NASA’s Osiris-Rex spacecraft will complete its seven-year mission on Sunday by flying by Earth and dropping off a sample of rubble it collected from the asteroid Bennu.

It is expected to deliver at least a cupful of pebbles and dust, which is significantly more than the amount brought back by Japan from two other asteroids. This will mark the largest asteroid sample ever obtained and brought back to Earth. The sample capsule will parachute into the Utah desert while the spacecraft heads off to encounter another asteroid.

The Osiris-Rex mission has been a rollercoaster of challenges and accomplishments. The spacecraft arrived at Bennu in 2018 and spent two years studying the spinning space rock to identify the best spot for sample collection. It successfully touched the asteroid’s surface using its vacuum-like device, but an unexpected jammed lid caused some of the collected materials to spill into space. Despite this setback, the team managed to secure the remaining sample into the capsule.

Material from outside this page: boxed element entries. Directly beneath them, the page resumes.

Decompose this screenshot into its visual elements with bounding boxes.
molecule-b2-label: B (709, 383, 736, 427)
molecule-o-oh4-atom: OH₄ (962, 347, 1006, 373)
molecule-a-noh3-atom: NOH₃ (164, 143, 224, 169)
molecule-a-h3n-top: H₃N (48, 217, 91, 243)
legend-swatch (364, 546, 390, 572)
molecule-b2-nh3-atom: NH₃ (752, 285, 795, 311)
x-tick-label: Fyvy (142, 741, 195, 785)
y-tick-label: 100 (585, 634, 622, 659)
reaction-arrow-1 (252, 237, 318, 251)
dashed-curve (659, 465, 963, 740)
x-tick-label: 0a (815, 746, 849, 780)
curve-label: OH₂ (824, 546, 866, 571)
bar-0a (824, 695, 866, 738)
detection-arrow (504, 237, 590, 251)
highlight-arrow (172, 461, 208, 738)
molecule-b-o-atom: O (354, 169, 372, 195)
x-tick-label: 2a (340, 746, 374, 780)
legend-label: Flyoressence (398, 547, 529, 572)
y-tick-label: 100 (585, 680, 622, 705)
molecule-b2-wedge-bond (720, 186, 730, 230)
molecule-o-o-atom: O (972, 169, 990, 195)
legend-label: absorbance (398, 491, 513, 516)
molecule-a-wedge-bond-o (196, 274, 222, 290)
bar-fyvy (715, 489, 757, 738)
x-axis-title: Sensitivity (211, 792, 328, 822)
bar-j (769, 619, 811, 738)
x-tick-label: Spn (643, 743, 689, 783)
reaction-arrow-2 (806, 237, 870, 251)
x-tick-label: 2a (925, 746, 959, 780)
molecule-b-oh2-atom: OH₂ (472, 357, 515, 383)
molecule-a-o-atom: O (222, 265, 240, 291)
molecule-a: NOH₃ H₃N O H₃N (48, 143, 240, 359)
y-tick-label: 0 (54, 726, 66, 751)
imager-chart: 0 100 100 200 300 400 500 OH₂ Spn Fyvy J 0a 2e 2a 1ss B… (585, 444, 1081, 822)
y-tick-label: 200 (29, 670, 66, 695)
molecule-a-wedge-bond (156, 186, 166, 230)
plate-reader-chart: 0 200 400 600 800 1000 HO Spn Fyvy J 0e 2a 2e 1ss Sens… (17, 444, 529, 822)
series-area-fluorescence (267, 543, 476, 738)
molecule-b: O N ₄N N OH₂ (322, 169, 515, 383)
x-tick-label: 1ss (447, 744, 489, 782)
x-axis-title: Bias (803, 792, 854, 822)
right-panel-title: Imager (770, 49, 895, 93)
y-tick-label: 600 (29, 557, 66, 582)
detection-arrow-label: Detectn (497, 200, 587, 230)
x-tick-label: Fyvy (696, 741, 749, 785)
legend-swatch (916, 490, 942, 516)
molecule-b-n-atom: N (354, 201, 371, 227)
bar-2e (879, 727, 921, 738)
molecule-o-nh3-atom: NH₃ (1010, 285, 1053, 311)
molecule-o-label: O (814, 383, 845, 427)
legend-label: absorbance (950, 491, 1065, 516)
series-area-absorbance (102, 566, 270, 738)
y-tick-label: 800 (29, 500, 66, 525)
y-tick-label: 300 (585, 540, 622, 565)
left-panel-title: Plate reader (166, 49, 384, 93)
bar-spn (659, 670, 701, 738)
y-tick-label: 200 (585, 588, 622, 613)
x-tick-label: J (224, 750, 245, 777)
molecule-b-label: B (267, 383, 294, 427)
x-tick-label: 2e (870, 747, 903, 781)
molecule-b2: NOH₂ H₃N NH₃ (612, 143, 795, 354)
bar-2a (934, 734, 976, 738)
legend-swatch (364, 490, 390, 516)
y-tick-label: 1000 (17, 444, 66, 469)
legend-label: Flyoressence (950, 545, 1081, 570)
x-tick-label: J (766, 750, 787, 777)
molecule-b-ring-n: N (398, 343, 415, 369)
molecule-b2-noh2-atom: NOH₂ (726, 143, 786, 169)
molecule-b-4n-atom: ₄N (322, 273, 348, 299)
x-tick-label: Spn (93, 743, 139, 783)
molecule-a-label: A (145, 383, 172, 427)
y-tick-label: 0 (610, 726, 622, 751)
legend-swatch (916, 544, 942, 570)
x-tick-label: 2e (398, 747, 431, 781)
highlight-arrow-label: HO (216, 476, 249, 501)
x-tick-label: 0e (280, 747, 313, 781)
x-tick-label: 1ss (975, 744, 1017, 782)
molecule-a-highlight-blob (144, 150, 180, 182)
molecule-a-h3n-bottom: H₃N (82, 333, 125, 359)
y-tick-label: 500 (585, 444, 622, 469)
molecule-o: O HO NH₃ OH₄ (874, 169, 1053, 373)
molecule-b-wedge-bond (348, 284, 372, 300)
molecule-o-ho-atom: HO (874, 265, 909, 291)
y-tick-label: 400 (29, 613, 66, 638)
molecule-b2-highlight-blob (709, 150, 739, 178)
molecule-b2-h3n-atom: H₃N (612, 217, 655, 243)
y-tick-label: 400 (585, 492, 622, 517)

Bennu, discovered in 1999, is about one-third of a mile wide and is believed to be a remnant of a larger asteroid collision. Its rocky surface is packed with boulders, and scientists believe it holds crucial evidence of the solar system’s formation. Osiris-Rex’s close study of Bennu will provide valuable insights into the history of our solar system and potentially help develop strategies for deflecting asteroids that may pose a threat to Earth in the future.

The sample capsule will be released from Osiris-Rex at a distance of 63,000 miles from Earth and will descend into the Utah Test and Training Range. The capsule will hit the Earth’s atmosphere at a speed of 27,650 mph and will be slowed down by a parachute for the final descent.

This mission marks a significant milestone in our understanding of asteroids and their potential impact on Earth. The sample collected from Bennu will serve as a time capsule from the early days of our solar system, shedding light on the origins of life on Earth.